We showed that \Delta_1 formulas are absolute among transitive models of (enough) set theory, and used this to prove that satisfiability for transitive sets is absolute. More precisely, let \mathrm{Sat}(a,b,c) mean that a is a transitive set M, b codes a formula \varphi(\vec x)c is a tuple \vec X of elements of M, and M\models\varphi(\vec X). Then \mathrm{Sat}(a,b,c) is \Delta_1. Using this and the reflection theorem we can conclude that \Delta_1 is actually the extent of absoluteness in set theory, meaning that whenever there is a finite S such that \phi is absolute for transitive models of S, then \phi is (provably equivalent to) a \Delta_1 statement.

We exhibited a few formulas that are not absolute. For example, “x is a cardinal” and “x=V_\alpha,” although both are \Pi_1 and therefore relativize downwards.

The main application of the absoluteness of satisfiability is that it allows us to define the constructible hierarchy and Gödel’s constructible universe L.

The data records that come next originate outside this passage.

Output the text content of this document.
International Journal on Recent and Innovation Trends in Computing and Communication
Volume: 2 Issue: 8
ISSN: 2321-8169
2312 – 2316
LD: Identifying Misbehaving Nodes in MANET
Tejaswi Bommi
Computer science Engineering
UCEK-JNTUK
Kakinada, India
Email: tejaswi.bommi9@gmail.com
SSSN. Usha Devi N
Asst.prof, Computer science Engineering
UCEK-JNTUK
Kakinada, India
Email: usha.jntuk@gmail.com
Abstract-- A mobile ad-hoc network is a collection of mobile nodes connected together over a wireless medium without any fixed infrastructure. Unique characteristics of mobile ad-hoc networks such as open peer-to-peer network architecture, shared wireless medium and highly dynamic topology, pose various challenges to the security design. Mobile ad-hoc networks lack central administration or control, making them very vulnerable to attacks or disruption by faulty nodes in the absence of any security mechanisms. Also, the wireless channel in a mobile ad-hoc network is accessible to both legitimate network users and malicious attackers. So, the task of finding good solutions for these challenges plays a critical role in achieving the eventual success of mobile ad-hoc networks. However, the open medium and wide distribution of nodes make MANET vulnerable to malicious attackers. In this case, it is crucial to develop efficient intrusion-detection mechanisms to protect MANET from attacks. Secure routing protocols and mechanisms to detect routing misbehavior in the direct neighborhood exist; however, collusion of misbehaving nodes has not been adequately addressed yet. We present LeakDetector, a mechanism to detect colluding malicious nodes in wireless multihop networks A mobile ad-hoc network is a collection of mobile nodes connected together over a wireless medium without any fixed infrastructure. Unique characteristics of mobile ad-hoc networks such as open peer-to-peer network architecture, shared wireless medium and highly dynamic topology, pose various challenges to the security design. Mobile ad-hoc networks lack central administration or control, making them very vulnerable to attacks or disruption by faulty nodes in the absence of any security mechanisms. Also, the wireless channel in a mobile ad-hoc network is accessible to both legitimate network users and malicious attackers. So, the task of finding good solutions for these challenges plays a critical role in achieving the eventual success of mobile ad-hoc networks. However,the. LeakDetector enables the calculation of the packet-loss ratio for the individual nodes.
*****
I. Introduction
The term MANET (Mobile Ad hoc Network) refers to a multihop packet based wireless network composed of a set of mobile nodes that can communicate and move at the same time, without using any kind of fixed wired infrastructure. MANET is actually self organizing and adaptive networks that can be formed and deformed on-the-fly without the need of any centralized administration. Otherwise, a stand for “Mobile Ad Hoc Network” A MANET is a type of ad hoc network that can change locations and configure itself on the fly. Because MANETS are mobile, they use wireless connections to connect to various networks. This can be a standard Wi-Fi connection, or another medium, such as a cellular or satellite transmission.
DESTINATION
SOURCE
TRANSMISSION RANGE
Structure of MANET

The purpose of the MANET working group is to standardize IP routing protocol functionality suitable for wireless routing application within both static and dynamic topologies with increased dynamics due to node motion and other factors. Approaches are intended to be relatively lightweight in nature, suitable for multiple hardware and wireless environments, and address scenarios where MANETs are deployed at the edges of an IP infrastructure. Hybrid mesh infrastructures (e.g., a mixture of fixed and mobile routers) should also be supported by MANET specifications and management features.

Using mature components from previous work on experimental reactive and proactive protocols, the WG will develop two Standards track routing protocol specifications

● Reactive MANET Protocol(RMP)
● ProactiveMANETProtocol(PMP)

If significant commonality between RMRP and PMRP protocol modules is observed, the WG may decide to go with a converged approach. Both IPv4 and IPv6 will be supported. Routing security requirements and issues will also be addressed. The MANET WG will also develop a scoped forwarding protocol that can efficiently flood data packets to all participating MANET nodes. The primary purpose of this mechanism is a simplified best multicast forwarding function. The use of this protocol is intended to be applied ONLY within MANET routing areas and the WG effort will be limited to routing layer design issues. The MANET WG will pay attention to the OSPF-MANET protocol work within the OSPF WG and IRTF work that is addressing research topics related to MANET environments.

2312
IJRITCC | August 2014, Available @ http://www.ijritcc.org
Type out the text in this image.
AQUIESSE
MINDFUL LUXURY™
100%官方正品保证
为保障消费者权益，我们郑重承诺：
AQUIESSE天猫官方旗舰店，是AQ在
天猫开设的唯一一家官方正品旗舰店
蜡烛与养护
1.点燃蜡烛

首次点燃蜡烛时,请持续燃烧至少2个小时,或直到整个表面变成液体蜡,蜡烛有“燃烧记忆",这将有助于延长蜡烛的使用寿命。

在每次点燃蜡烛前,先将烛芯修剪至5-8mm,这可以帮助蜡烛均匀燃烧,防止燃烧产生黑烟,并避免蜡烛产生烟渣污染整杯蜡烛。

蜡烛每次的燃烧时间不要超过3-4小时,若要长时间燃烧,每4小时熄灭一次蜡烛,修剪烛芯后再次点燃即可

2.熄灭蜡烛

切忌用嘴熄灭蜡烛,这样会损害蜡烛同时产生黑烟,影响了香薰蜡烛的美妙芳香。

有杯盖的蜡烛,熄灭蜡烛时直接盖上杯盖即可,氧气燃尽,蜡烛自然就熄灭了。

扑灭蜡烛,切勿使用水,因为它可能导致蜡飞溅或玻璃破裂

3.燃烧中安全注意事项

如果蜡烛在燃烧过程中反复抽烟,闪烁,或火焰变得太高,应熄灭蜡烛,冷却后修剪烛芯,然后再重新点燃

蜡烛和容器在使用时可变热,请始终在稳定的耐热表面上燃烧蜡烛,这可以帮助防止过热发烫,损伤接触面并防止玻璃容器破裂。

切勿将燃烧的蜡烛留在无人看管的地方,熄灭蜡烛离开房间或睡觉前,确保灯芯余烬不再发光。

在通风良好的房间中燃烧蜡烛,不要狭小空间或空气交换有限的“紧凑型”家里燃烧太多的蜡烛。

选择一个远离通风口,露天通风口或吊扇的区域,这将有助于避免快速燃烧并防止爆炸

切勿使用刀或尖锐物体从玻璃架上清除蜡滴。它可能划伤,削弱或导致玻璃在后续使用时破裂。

Remark. On the other hand, we cannot define in general satisfiability for transitive classes, by Tarski’s undefinability of truth theorem. The difference with the case of sets is that with sets the recursive definition of M\models\dots involves several bounded quantifiers, ranging over finite powers of M. With general proper classes M, these quantifiers would be unbounded. An easy inductive argument shows that we can define partial satisfiability predicates (and therefore partial truth predicates), meaning that for each natural number n and each class M we can find a \Sigma_n formula that defines satisfiability for \Sigma_n formulas with respect to M; although we cannot in general find a uniform definition that works simultaneously for all n.